Conjunctival melanoma is a malignant tumor of the conjunctiva that develops from pigmented cells called melanocytes. These cells are naturally present on a structure called the basal membrane, or they can be distributed on both sides of the basal membrane in the case of a conjunctival nevus ("mole"). When they transform into cancerous cells, their proliferation can:

  • remain confined to the basal membrane: referred to as a conjunctival melanocytic intraepithelial lesion (C-MIL)
  • involve both the epithelium and the stroma, on both sides of the basal membrane: referred to as an invasive conjunctival melanoma
C-MIL and conjunctival melanoma

Although precise statistics are not available in France, the incidence of malignant conjunctival melanocytic tumors is low. Conjunctival melanoma accounts for 5% of all ocular melanomas and is the second most common malignant tumor of the conjunctiva after epithelial malignancies. It is a rare tumor.

Like malignant epithelial tumors, sun exposure appears to be the main risk factor for the development of conjunctival melanoma or C-MIL. However, the exact mechanisms remain unclear, as some conjunctival melanomas can develop in areas protected from light (under the eyelid).

Malignant conjunctival melanocytic lesions are generally pigmented, although some may not be. It is not possible to precisely identify these tumors without analysis. Depending on their origin (C-MIL, nevus, or de novo), these lesions may present as flat or nodular pigmented lesions, requiring prompt evaluation by an ocular oncology specialist.

Conjunctival melanoma depending on origin

The first step of treatment involves surgical excision to determine the exact tumor type. Surgery should always be performed in a specialized center, as local recurrences are more frequent when initial surgery is done elsewhere. Complete excision may not always be possible, requiring limited surgery.
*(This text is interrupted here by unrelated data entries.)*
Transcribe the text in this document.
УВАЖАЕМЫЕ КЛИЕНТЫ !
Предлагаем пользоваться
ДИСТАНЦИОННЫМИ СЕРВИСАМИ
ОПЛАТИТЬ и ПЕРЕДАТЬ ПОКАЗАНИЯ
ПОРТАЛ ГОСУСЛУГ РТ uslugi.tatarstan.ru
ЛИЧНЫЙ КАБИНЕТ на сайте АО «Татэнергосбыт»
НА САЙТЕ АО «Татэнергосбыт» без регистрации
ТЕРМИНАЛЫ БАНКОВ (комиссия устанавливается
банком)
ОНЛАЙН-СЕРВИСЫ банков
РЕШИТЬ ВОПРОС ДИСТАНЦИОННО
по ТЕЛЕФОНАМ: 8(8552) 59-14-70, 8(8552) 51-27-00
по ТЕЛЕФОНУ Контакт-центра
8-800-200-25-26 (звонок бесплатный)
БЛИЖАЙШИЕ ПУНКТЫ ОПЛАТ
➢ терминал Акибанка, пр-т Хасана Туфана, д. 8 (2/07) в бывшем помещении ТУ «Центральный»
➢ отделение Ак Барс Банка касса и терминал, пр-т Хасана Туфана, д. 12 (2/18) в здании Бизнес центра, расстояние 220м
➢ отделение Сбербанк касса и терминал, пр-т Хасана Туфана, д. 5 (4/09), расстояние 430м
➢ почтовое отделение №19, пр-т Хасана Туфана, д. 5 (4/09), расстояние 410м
Adjuvant treatment is generally necessary, via topical chemotherapy (for C-MIL) and/or radiotherapy (for invasive conjunctival melanoma).

Ophthalmologic follow-up will be specified by the referring ocular oncologist and should be long-term since local recurrences are possible, even after 5 years from initial treatment.

Systemically, the presence of stromal infiltration (invasive melanoma) makes the development of metastases possible. These may appear in conjunctival drainage territories (lymphatic spread), including the facial and cervical lymph nodes, or distant organs such as the lungs, liver, or bones (hematogenous spread). Imaging of the cervical region on the same side as the affected eye, as well as whole-body imaging for 5 years, is essential to detect early lymph node or distant metastases, which may require specific treatment (surgery ± radiotherapy, targeted therapies, or immunotherapy). The overall metastatic risk remains low but is higher than for malignant conjunctival epithelial tumors and depends on the initial tumor stage.